Coronavirus: "Die vollen EM-Stadien sind nicht das Problem"

25.6.2021, 18:22 Uhr
Coronavirus:

© Dolgachov/imago images

Herr Professor Dölken, aufgrund der Delta-Variante ist die Inzidenz in Großbritannien innerhalb von vier Wochen von Werten unter 20 auf 70 angestiegen, in Portugal wurden in einigen Gebieten Lockerungen wieder zurückgenommen. Könnte es ein solches Szenario auch bald bei uns in Bayern geben?

Das ist nicht ausgeschlossen. Der Anteil der indischen Mutante steigt bei uns gerade rapide, und im Herbst wird sie die dominante Variante sein. Die gute Nachricht ist, dass wir derzeit ja Sommer haben und die Zahlen allgemein sehr niedrig sind. Wenn der Anteil der Infektionen mit der Delta-Variante aber 50 Prozent übersteigt, beginnt es auch von den allgemeinen Infektionszahlen her allmählich relevant zu werden. Für den Juli kann man nach dem derzeitigen Stand der Dinge wohl noch Entwarnung geben, aber es wird wohl früher als im vergangenen Herbst wieder losgehen.

Was macht die Delta-Variante so gefährlich?

Da muss ich ein bisschen was vorrechnen: Das Ausgangsvirus hat eine Replikationszahl von 3, die britische Mutante ist um 30 Prozent infektiöser, im Schnitt steckt eine infizierte Person da also vier weitere Personen an. Bei der indischen Variante wird ein Infizierter nach der derzeitigen Datenlage etwa sechs weitere Personen anstecken. Das heißt, wenn drei von diesen sechs geimpft sind, bin ich etwa auf dem gleichen Stand wie vor der zweiten Welle im vergangenen Herbst. Wir hoffen ja, dass bei uns in absehbarer Zeit mehr als 50 Prozent vollständig geimpft sind, dann hätten wir die höhere Infektiösität der Delta-Variante zumindest ausgeglichen. Damit dann aber nicht ein ähnlicher Winter wie letztes Jahr droht, brauchen wir erheblich höhere Impfraten in den nächsten Monaten.


RKI-Chef: Tests und Maskenpflicht an Schulen bis Frühjahr 2022


Wie gut ist man durch die Impfungen gegen die Delta-Variante gewappnet? Schützt schon die erste Impfung einigermaßen ausreichend?

Bei jüngeren Menschen wird auch die erste Impfung schon verhindern, dass die auf der Intensivstation landen, aber man wird doch häufiger tatsächlich krank. Und je älter man ist, desto problematischer wird eine Infektion, wenn man noch keinen vollständigen Impfschutz hat. Aber auch eine erste Impfung ist definitiv besser als gar keine Impfung.
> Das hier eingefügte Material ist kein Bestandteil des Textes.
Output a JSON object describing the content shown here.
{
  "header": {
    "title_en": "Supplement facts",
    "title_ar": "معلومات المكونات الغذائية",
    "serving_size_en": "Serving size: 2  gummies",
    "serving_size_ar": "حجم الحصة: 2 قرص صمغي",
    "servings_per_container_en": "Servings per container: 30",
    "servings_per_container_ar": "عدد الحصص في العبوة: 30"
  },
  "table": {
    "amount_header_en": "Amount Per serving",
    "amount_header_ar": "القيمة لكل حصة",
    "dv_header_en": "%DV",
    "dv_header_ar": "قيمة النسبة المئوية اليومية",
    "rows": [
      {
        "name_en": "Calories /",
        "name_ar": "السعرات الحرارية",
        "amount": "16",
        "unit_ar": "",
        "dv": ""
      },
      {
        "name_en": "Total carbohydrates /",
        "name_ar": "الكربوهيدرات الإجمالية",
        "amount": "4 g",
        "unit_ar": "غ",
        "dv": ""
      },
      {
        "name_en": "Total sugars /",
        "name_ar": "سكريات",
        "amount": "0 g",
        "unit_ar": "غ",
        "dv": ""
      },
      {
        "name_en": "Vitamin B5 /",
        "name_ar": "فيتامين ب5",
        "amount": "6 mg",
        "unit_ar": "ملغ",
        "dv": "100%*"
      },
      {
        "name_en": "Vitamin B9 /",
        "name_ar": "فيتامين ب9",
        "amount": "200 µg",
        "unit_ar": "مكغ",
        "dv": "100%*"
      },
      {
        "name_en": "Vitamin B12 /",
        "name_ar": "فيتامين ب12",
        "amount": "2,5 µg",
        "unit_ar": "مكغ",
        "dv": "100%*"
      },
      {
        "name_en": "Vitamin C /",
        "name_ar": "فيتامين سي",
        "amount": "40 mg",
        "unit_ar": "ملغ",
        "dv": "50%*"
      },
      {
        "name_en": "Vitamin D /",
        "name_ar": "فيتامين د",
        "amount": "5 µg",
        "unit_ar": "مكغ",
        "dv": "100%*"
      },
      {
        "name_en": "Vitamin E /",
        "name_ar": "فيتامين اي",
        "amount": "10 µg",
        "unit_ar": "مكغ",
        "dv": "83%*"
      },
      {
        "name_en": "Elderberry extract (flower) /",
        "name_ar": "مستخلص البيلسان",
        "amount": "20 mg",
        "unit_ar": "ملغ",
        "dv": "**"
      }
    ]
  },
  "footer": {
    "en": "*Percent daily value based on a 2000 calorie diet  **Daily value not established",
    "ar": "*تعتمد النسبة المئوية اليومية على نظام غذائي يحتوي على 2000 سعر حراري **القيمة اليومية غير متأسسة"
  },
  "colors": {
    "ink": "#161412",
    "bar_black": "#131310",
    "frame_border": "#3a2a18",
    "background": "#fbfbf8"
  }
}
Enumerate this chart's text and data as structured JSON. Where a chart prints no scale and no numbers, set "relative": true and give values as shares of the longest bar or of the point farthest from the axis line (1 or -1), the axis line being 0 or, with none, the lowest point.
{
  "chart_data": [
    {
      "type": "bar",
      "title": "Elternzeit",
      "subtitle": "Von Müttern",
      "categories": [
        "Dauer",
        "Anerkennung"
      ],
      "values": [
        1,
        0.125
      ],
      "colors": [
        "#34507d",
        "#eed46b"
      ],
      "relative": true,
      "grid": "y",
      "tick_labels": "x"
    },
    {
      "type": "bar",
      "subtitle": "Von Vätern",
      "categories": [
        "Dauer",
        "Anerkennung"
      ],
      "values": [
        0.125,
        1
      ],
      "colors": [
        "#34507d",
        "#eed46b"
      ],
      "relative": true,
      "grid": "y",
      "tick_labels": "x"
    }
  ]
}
Sind die verschiedenen Impfstoffe gleichermaßen gut gegen eine Infektion mit der Delta-Variante geeignet?

Ich kenne aktuelle Daten von Astrazeneca, Biontech und Moderna, und die scheinen mit zwei Impfungen auch bei dieser Mutante sehr gut zu funktionieren. Bei Johnson & Johnson weiß ich es noch nicht genau, aber grundsätzlich wirken sicherlich all diese Impfstoffe gut.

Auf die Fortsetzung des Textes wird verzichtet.